Figure 2 Visualization of the lower extremity, carotid and coronary arteries using quiescent-interval single-shot magnetic resonance angiography.
The hemodynamic evaluation of blood flow in the great arteries and blood flow patterns in the cardiac chambers also play an important role in patient prognosis, particularly in congenital heart disease assessment. Four dimensional (4D) flow is a promising new technique that proves superior to standard phase-contrast imaging by providing additional information regarding the flow dynamics in the great arteries and flow pathways in both cardiac chambers and great vessels.
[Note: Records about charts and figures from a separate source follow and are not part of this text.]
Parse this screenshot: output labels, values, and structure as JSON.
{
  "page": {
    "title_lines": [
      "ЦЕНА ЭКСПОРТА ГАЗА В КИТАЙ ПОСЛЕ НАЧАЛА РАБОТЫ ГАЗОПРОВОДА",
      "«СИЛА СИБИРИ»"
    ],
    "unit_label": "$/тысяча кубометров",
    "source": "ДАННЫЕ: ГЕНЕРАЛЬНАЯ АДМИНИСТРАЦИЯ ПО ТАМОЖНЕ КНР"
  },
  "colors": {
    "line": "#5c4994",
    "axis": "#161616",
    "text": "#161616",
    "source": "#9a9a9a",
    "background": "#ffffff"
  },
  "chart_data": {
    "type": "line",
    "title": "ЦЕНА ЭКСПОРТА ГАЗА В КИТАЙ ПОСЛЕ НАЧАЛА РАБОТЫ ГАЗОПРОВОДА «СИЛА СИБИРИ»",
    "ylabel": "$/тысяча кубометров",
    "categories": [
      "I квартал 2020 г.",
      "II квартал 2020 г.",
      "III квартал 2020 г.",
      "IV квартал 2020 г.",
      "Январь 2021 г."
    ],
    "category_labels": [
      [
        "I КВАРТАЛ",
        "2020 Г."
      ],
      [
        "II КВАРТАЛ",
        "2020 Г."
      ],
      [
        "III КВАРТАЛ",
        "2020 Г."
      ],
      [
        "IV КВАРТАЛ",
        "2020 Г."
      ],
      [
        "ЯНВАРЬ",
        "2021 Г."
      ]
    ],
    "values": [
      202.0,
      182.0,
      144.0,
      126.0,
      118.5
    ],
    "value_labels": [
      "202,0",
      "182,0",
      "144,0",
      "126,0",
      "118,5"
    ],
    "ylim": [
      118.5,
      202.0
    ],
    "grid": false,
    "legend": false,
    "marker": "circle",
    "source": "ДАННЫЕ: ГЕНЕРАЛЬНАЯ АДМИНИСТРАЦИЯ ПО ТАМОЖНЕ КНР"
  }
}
This added information about flow pathways in cardiac chambers and great vessels has the potential to aid in identifying left ventricular dysfunction in patients with dilated cardiomyopathy. In addition, 4D flow allows for wall shear stress evaluation, which helps to better understand the pathologies involving the great vessels.
Considering the variety of new pulse sequences and their potential clinical applications, what is the future of CMR?
T1 and T2 mapping is expected to play a crucial role in depicting subtle myocardial changes. Both techniques may help to eliminate subjectivity in image analysis. The identification of disease-specific T1 and T2 normal ranges would be a great achievement for the accurate quantification of ECV expansion and detection of myocardial involvement. Novel MRA pulse sequences have the potential to broaden the range of clinical indications, providing a valid alternative to CT angiography. Finally, the 4D flow technique may advance understanding of the pathophysiology of different vascular diseases and the hemodynamic impact of flow abnormalities, as well as help with preoperative planning. In addition, a combined T1 mapping and 4D flow approach may provide a better understanding of the relationship between hemodynamics and changes in myocardial tissue.
In conclusion, CMR is heading toward a more reliable quantitative assessment of the myocardium, an improved non-contrast visualization of the coronary artery anatomy, and a more accurate evaluation of cardiac hemodynamics.